Another obstacle to in-fill development

Want to give you some insight into why, exactly, its so hard for LA to add more housing.

Here’s a perfect example:

We own a big, R3 lot in an improving area, bordered by two alleys.

This ought to be a super easy lot to develop and, indeed, we are in the process of obtaining permits for a new building.

The pr0blem we have is a utility pole whose guy wire (basically, a cable holding the pole up) blocks access to our lot in a way that complicates the parking layout.

There are two solutions:

  1. Re-design the parking and the building to avoid the wire, resulting in a worse design and higher construction costs (because we need to use parking lifts); or
  2. Move the pole

Now, moving a pole ought to be pretty simple. It’s basically a few guys and a truck working for a few days. We’ve heard estimates that this ought to cost in the range of $30-50k. Really expensive, but not fatal to the deal.

The problem? Timing.

Because DWP is a state-owned monopoly with ZERO incentive to do much of anything, there is literally no way to know, with any certainty, whether moving the pole is feasible, how much it would cost, and how long it would take.

In case you haven’t figured it out from reading my blog, the one thing I absolutely can’t stand, it’s uncertainty… because I can’t sell “I don’t know” or “maybe” to my investors.

Bottom line: We may end up just the existing structures on the lot. It’s way less hassle… but the city loses a bunch of units it could have had.

Why the Fed’s growth forecast matters

If you follow macro-economic news, today was a big day.

In addition to raising short-term interest rates, the Federal Reserve bumped up its estimate for economic growth in 2018, from 2.1% to 2.5%.

The question for LA landlords is whether this increased growth rate will result in additional jobs / wage growth.

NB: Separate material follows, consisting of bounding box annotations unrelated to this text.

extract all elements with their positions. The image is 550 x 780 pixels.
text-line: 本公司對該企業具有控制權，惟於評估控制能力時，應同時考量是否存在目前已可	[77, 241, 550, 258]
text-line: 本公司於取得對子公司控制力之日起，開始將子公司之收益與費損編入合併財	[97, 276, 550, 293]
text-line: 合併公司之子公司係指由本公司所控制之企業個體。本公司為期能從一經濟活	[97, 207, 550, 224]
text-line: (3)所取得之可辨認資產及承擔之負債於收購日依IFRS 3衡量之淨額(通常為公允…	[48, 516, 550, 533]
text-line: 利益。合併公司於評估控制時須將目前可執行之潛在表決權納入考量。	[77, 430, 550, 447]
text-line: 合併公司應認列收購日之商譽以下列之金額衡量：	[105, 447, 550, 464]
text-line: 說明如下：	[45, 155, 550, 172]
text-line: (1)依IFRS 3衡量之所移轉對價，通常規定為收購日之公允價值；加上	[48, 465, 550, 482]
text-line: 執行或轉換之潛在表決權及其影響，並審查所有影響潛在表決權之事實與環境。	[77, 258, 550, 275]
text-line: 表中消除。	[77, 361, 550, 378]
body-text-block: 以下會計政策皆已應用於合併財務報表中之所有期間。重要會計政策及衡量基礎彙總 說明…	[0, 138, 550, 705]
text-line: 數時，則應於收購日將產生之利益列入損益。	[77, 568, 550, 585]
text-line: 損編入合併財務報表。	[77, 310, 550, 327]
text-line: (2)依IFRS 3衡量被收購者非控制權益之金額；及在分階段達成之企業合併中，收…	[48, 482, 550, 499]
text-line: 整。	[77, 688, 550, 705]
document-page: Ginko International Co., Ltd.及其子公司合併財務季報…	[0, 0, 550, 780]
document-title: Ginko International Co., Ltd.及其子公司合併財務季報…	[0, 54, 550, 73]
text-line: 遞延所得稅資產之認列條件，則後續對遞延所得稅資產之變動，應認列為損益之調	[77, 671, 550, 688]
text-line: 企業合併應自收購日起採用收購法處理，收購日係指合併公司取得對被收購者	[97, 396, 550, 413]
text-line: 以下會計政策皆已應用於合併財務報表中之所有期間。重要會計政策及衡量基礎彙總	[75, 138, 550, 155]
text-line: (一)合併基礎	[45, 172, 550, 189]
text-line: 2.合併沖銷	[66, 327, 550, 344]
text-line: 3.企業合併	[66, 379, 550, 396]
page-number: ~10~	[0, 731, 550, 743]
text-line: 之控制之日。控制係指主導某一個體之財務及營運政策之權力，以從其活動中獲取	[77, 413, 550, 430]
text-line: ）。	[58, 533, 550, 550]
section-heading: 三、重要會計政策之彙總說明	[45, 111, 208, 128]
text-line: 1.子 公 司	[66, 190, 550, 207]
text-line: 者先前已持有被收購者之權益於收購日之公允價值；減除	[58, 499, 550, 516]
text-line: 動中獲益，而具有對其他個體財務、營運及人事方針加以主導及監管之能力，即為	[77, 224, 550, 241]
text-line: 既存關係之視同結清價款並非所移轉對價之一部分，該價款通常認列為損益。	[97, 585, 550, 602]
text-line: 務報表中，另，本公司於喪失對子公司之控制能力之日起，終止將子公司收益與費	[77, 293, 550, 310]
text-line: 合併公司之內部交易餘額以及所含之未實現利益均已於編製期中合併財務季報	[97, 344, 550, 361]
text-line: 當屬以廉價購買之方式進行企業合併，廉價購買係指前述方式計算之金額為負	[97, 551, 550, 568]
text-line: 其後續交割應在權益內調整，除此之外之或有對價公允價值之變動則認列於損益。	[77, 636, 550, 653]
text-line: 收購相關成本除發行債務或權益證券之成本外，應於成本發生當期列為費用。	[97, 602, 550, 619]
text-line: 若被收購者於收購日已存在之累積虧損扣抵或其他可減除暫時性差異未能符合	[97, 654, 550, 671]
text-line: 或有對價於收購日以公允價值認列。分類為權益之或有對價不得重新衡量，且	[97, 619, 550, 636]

Why should landlords care?

Employment growth is the single most important factor driving rents. It’s pretty obvious why… more people with jobs means more people looking for apartments. More people looking for apartments means more demand, and more demand without additional supply means higher prices (eg rents).

Wage growth is probably the second most important factor. Over the past several years, rent growth in core LA has outpaced wage growth by a pretty large margin… like 5-8% vs. 2%. To the extent that wage growth accelerates, landlords ought to be able to keep pushing up rents, too.

We have a bunch of smaller projects going into lease-up in January / February. Will be interesting to see what effect the “animal spirits” loose in the economy have on our lease ups.